I’m going to murder that goat one of these days! she said.

Lucille Applewhite, the frizzy-haired blond poet whose idea all this was, ran down the porch steps, one hand over her heart. You might have murdered him already, yelling and chasing him like that. He’s probably lying in a heap under a bush somewhere, drawing his last breath.

No, he’s not. I chased him into the barn.

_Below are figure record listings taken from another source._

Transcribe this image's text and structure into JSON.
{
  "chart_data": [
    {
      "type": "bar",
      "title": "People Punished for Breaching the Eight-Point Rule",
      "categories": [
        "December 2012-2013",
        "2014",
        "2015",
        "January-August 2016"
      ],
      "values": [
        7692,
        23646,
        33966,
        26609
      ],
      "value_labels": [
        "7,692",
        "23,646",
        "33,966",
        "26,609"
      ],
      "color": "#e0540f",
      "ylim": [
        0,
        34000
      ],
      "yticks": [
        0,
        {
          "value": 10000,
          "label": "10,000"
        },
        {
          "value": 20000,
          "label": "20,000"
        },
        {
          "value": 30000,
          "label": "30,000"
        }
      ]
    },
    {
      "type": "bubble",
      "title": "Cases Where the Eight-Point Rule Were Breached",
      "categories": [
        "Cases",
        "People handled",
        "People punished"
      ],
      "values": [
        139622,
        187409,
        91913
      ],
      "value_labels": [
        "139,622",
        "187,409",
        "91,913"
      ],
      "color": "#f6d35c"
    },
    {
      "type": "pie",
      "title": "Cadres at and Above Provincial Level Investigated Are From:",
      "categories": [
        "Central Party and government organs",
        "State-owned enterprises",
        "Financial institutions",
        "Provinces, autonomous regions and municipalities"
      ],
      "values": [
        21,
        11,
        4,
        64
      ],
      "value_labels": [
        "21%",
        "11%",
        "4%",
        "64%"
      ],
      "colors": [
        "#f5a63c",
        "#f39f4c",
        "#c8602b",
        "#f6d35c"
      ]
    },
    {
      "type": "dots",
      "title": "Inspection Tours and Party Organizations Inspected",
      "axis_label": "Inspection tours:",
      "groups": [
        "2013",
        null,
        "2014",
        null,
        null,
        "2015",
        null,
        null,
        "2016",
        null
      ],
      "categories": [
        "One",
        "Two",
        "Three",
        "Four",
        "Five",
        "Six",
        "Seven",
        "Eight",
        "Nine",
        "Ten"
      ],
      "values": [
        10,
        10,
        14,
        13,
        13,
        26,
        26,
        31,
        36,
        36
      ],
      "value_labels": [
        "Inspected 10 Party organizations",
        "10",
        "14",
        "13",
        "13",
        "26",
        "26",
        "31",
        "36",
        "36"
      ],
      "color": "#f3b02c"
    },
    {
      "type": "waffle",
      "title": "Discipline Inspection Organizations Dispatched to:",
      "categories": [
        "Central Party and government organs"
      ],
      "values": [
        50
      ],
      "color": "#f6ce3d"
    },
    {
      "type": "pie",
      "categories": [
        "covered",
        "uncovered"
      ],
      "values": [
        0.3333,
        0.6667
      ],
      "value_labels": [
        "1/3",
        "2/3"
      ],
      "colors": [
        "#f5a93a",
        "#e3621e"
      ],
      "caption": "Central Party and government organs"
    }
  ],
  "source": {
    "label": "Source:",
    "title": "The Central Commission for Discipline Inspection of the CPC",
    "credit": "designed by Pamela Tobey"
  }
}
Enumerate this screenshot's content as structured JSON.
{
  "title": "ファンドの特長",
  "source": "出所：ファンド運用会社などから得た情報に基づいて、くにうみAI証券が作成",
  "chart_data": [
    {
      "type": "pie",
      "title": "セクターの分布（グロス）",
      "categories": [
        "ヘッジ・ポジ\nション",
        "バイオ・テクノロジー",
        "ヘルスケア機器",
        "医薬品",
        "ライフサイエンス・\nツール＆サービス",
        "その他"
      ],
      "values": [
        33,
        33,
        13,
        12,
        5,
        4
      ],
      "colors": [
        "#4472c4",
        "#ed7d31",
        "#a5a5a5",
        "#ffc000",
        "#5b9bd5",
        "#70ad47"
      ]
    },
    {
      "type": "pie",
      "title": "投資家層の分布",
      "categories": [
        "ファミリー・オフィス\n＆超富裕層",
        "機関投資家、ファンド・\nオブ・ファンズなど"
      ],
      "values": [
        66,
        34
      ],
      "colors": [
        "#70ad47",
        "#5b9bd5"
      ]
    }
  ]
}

Come off it, Lucille, the man with the shaggy dark hair and goatee said. According to the description Jake’s grandfather had given him, this had to be Randolph Applewhite, the father of the Applewhite children. That smelly demon is hostility personified. It would take more than a little chasing to get him down.

That isn’t hostility. Wolfbane is suffering from post-traumatic stress. Lucille turned back to the girl in the leotard. Whatever were you doing in the goat pen?

Cordelia stamped her foot and yelped again. She had apparently forgotten she was standing in the gravel. Jake thought she had a particularly musical yelp. I was not in the goat pen! I was in the meadow. That beastly, smelly, disgusting creature was running loose. Again! He tried to murder me. It was lucky I had a piece of my costume with me to deflect him.

Lucille let out a squeal. Loose? He was loose? What about Hazel? Where’s Hazel?

Cordelia stormed up the porch steps, pushed her way through the crowd of people, and stepped over the dog, who had flopped down directly in front of the door. She’s halfway to Traybridge for all I know. Ask Destiny! The screen door banged shut behind her.

Destiny? The woman with reading glasses around her neck, who’d been jotting notes on a little notepad, looked up now, as if she was just tuning in. She was famous, Jake knew. He’d even seen her on television once. She wrote best-selling mysteries about a florist who was an amateur detective. She was also the children’s mother, but her name wasn’t Applewhite; it was Jameson. Sybil Jameson.